We will be treating CrossFit like any sport, especially during offseason development. This means we will be limiting the intensity of the workouts for some portions of the year and emphasizing skill and strength development, as well as improving our aerobic base. Therefore, I do not want you laying on the ground gasping for air feeling like you just got in a fight after a workout. This kind of long term, continuous training protocol would put too much stress on your body and limit development. Thus, emphasis will not be placed on traditional AMRAPs or 'for time' workouts. Instead we want to develop a large aerobic base and huge engine while simultaneously increasing strength and skill. Strength development will increase absolute strength but further emphasis will be placed on your ability to move large percentages of 1 RM with limited rest or recovery time. Additionally, we will train in a manner that will teach us how to maintain pace and develop skill while fatigued.

As we get closer to the competition season, we will begin to emphasize traditional CrossFit style workouts and modalities, but until that time please follow the program accordingly.

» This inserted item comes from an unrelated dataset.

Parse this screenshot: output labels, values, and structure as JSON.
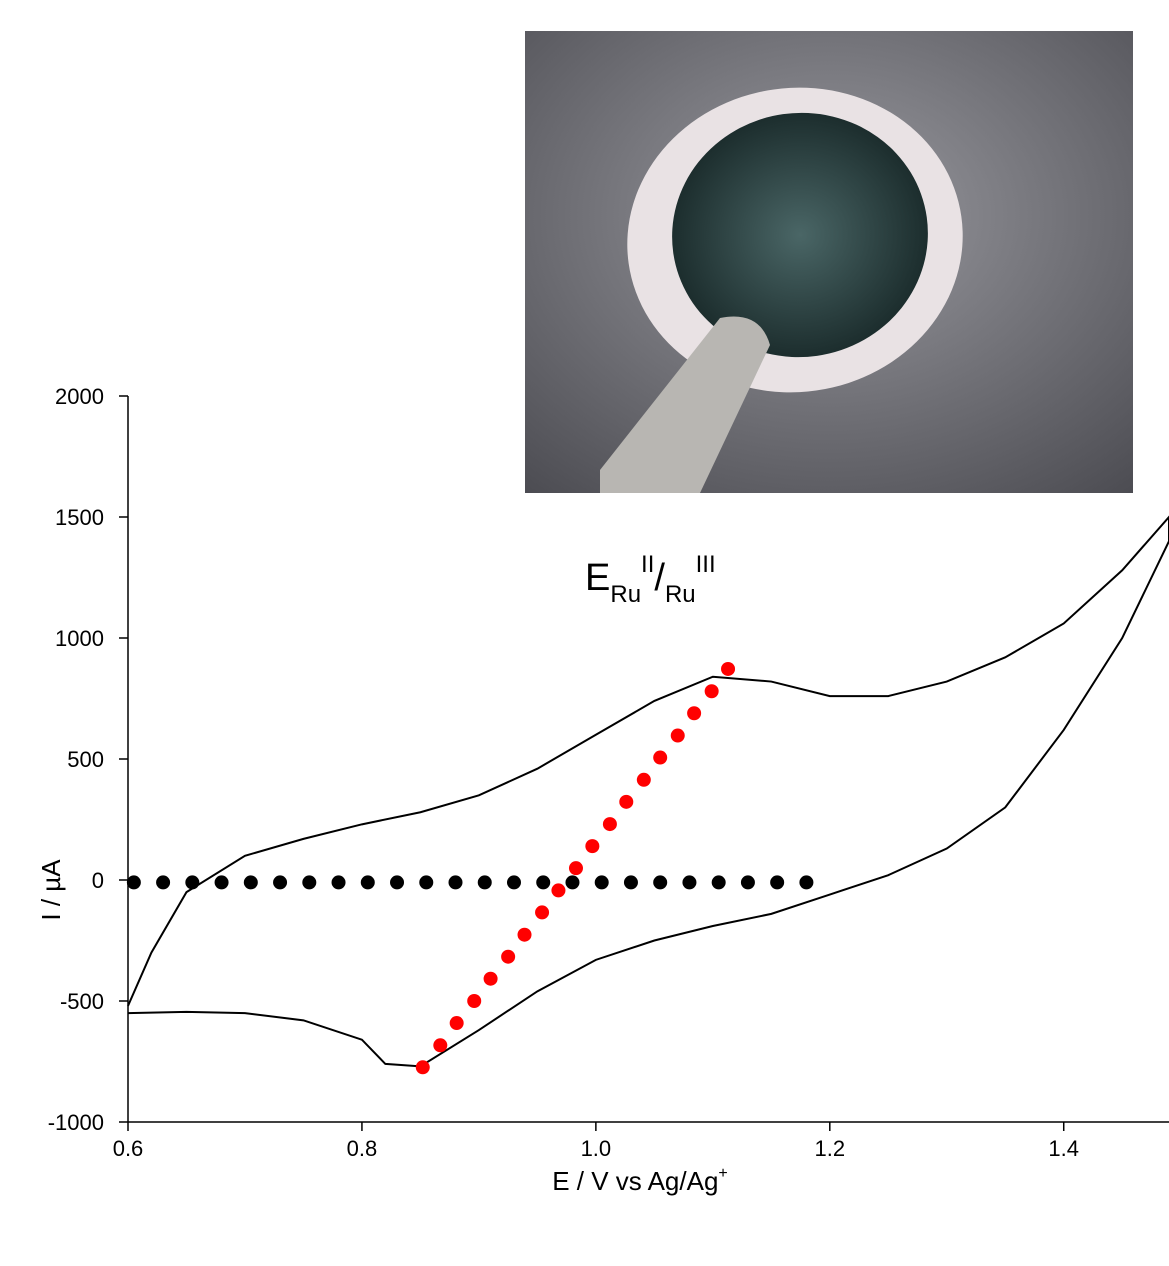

Prescribed Percentages: If the WOD says go 80-85%, this means you should NOT be laying on the ground after the WOD. Here we are either emphasizing working skill under fatigue or using an interval approach to build greater capacity. What we are not trying to do is destroy you

EMOM: Great time to really focus on perfect technique of a lift and/or allow us to work strength while fatigued. EMOM work will allow us to build towards the ability to consistently move a large percentage of our 1RM while fatigue or during a WOD

Rest time: If there is a prescribed rest time, please adhere to it. This is done for a reason, not as a loose guideline. If there is no specified rest period, rest as needed.

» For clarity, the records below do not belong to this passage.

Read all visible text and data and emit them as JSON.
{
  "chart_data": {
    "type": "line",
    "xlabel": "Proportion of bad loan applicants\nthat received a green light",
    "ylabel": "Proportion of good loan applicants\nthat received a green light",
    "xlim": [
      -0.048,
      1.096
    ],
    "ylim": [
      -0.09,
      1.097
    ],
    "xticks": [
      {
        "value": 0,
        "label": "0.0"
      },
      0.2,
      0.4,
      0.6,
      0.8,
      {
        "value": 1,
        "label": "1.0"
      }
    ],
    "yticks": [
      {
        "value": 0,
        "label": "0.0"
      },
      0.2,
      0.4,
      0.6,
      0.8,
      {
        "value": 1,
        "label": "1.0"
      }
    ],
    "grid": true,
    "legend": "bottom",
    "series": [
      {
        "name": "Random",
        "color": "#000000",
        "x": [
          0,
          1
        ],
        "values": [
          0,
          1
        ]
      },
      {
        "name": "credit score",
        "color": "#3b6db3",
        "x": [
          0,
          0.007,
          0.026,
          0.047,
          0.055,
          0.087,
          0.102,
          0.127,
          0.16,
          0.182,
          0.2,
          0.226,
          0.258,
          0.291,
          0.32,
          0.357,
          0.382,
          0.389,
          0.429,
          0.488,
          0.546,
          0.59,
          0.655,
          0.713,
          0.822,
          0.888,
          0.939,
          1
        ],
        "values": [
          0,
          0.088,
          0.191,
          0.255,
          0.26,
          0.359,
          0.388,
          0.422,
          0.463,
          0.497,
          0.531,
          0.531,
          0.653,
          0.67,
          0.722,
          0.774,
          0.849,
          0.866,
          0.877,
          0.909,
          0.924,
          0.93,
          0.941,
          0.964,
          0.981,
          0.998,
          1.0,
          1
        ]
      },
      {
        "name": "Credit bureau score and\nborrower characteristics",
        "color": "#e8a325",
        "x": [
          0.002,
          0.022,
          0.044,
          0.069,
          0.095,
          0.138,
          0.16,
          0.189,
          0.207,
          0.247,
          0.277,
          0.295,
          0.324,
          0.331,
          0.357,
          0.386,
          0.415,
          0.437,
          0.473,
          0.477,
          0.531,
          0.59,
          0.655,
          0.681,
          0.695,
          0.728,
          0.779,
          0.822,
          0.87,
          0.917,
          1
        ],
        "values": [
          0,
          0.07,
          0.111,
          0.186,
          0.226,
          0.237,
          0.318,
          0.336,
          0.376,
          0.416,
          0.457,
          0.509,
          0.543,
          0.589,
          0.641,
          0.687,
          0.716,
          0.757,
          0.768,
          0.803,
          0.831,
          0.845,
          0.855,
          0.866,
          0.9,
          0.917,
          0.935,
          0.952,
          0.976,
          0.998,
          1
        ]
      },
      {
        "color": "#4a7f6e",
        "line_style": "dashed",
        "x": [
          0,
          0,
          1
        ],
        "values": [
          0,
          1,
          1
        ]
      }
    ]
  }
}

Guideline for Training: taken from a discussion of Bulgarian Training method on myosynthesis.com No Musts or Oughts 

"Everything I’ve written in this article should be taken with a grain of salt and always subject to your own findings. I’ve tried to qualify everything as opinion, either mine or someone I feel is worth listening to, which means that there are no rules.

Training this way is very subjective. I can’t give you a fixed list of things you should do, or must do, or ought to do. If you disagree with any point I made and find you do better by ignoring my guidelines, I encourage you to keep doing what you’re doing. Nothing here is beyond challenge, and I find that the lack of Must Do rules is a strength of this method. There are only good ideas worth trying for yourself.

Your success or failure on this system depends entirely on your frame of mind. Walking into this kind of training with a defeatist attitude, convinced that it won’t work, that you’ll overtrain, that you’ll get hurt, all but guarantees that these things will happen.

The first step to success in this program (or any program) is to trust what you’re doing. Believing in the program and enjoying what you’re doing creates a placebo effect. Your frame of mind can generate stress or it can encourage recovery.